|
ALLEZ, BOUGEZ AVEC LA FEDE ...
Il y a quelques années, suite au problème des quotas, j'ai décidé de me rendre à une réunion de la fédé, bien décidé à en découdre avec ceux qui à mes yeux avaient osé voter la nouvelle convention! J'étais alors armé de mon envie d'en découdre et muni d'un grand sens de l'indépendance, très libérale.
J'y ai découvert des hommes et des femmes, passionnés qui sacrifiaient de nombreuses soirées à essayer de défendre notre profession. Ils se reconnaîtront sans que j'aie à les nommer tous.
Je me suis vite rendu compte qu'il n'était pas si facile de changer des choses et que de nombreux pièges dressés par les institutions se cachaient derrière toutes les décisions.
Ces confrères qui eux aussi avaient un travail comme le mien, avec de nombreuses heures auprès de leurs patients, étaient présents à chaque réunion avec comme seul émolument, un sandwich au saucisson et une bière, bien loin de ce que je croyais être des petits fours et du champagne.
J'ai alors compris qu'à cause de notre indifférence, ou de notre passivité, nous nous dédouanions, sur ces hommes, de tous les maux liés à l'assurance maladie.
Mon constat est le suivant: combien d'entre-nous se sont déjà rendus à une réunion de la fédération, malgré les invitations? Combien sont venus exposer leur point de vue ou leurs griefs, alors qu'ils en ont eu tout loisir? Très peu, trop peu !
Notre avenir professionnel est entre nos mains et il sera ce que nous déciderons d'en faire, à nous de bouger et de nous réunir pour mieux nous unir.
J'ai décidé de prendre la plume, car aujourd'hui un de ces hommes Etienne FILIPPI, va prendre sa retraite, il fait partie de ceux qui m'ont inculqué l'envie de rejoindre la fédé et la passion du militantisme; avec son caractère bien trempé, il a su défendre nombre d'entre nous dans l'ombre, sans pour autant que nous connaissions son rôle.

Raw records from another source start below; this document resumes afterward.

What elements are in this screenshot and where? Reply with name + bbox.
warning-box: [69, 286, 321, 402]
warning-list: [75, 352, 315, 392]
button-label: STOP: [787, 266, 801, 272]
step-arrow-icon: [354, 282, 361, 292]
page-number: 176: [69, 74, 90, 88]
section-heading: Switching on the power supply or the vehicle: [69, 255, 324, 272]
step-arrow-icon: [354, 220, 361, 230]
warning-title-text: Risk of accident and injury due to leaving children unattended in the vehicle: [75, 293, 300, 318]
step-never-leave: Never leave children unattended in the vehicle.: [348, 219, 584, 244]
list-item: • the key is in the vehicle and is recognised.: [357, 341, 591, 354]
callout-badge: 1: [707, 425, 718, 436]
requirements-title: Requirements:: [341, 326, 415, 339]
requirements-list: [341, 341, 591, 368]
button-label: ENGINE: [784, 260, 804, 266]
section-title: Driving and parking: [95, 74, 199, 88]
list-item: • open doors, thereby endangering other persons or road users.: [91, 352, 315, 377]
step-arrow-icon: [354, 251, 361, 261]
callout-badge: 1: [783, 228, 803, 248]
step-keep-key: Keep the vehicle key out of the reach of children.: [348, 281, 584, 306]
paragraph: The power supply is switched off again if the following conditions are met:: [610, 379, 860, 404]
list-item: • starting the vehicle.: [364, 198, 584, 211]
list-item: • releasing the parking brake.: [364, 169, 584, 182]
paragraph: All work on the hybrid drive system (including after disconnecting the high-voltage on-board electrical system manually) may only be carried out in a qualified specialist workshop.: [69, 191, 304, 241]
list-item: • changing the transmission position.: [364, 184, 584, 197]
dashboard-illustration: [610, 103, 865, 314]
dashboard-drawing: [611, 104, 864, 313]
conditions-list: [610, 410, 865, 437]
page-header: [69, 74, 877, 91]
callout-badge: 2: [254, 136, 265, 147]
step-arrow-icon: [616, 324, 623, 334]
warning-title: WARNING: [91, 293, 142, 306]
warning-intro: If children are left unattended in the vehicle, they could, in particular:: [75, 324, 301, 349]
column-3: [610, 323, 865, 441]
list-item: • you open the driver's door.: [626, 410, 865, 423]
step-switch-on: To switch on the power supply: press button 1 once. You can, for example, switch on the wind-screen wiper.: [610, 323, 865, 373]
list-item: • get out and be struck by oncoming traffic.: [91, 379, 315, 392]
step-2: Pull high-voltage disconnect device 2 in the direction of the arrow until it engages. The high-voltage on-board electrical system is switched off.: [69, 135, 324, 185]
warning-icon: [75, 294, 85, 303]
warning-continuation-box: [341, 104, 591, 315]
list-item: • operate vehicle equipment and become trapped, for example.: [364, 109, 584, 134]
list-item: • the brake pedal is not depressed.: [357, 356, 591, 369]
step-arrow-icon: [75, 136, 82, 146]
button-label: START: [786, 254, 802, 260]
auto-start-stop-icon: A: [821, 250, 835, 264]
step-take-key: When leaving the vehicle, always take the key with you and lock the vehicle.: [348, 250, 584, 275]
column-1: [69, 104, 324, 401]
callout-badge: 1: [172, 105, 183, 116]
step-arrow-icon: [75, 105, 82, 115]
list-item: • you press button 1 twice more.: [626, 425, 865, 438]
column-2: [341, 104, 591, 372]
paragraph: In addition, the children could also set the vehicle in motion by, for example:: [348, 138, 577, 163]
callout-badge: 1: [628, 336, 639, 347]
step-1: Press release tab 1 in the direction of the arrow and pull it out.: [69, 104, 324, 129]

Je n'ose pas comptabiliser le nombre d'heures qu'il a dû passer sur nos dossiers ou le temps passé à des mises sous enveloppes interminables.
Derrière son abord un peu rude se cache un homme honnête et droit, aussi sévère avec lui-même que dans son travail.
J'ai envie de lui dire que toutes ces années n'ont pas été inutiles. Au contraire il va y avoir ce nouvel élan qu'il a su inspirer en créant de nouvelles vocations encore pour certaines en devenir.
Devant la période difficile qui nous attend et les sombres réformes en préparation, il va falloir oublier nos ardeurs indépendantes et nous mobiliser afin de nous regrouper et former un front uni devant les institutions.
Alors rejoignez nous et venez défendre votre position à la prochaine réunion de la fédération, ce sera sans doute la plus belle reconnaissance que vous pourrez lui faire.
Monsieur FILIPPI j’ai envie de vous dire dans cette belle langue corse que tu Li bolle u sangue et de te souhaiter une bona ritiratu.